Karl Ernst Wedel (February 7, 1813 – June 17, 1902) was a German confectioner of the Wedel family, who settled in Warsaw.

== Early life ==
He was a member of the Evangelical-Augsburg Church in Poland.

Wedel came to Warsaw at the beginning of 1845 and began to work with Karl Grohnert, who was an owner of a confectionery store at 12 Piwna Street. The collaboration between them was a success and won them a large group of loyal customers.

Soon afterwards, around 1851, Wedel became financially independent and opened his own store at 12 Miodowa Street, and next door, a steam-powered factory making chocolate. His company, E.Wedel would grow into one of the leading confectionery companies in Poland. A year later, he introduced his widely popular "karmelki smietankowe" ("cream caramels"); the caramels' success was aided by an advertising campaign in "Kurier Warszawski" daily newspaper.

Another product made popular by Wedel was drinking chocolate. The store was selling over five hundred cups a day. As the years passed, more products, under the brands, "Brilliant" and "Dessert", were introduced.

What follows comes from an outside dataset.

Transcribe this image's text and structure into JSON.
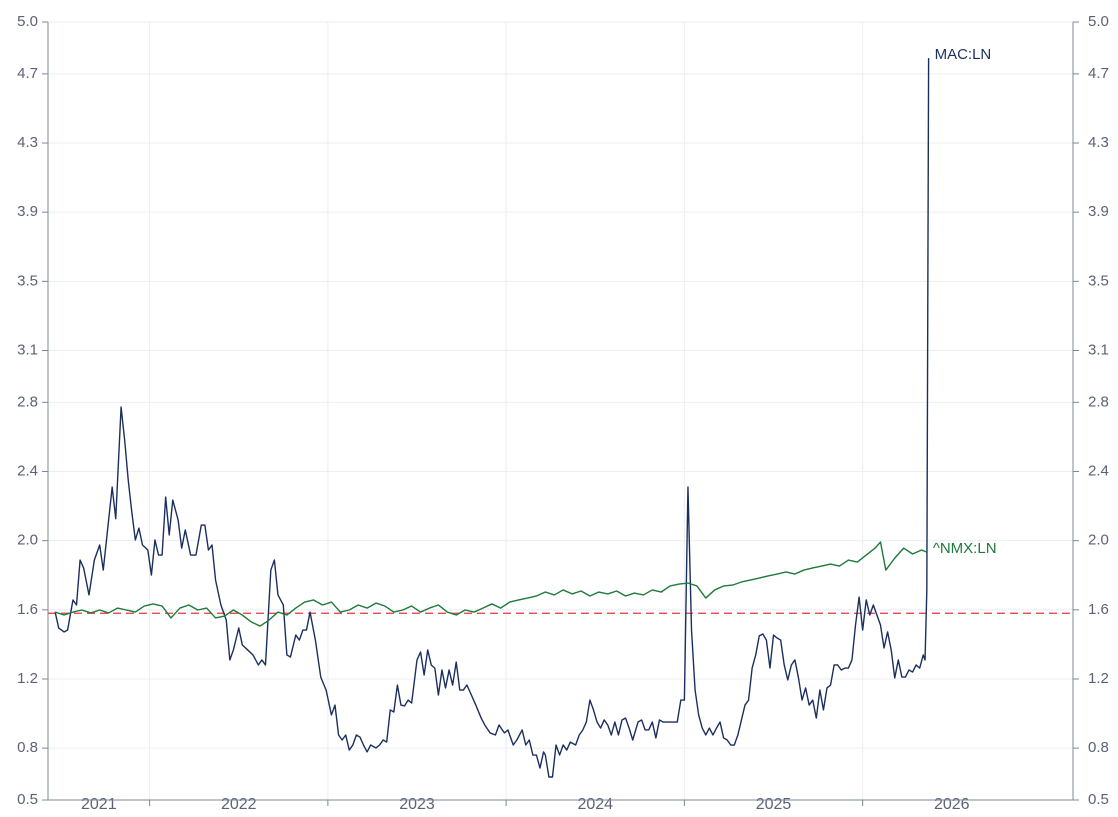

Wedel married Karolina Wisnowska (1819-1893), daughter of another famous Warsaw confectioner. In 1864, Wedel's son, Emil Albert Friedrich Wedel (1841-1919) returned from an apprenticeship tour of confectioneries in Germany, Switzerland, England, and France, and received a Ph.D. in chemistry (in particular food chemistry). On his return he joined the family business. In 1876, his father gave him the company as a wedding gift on the day of his marriage.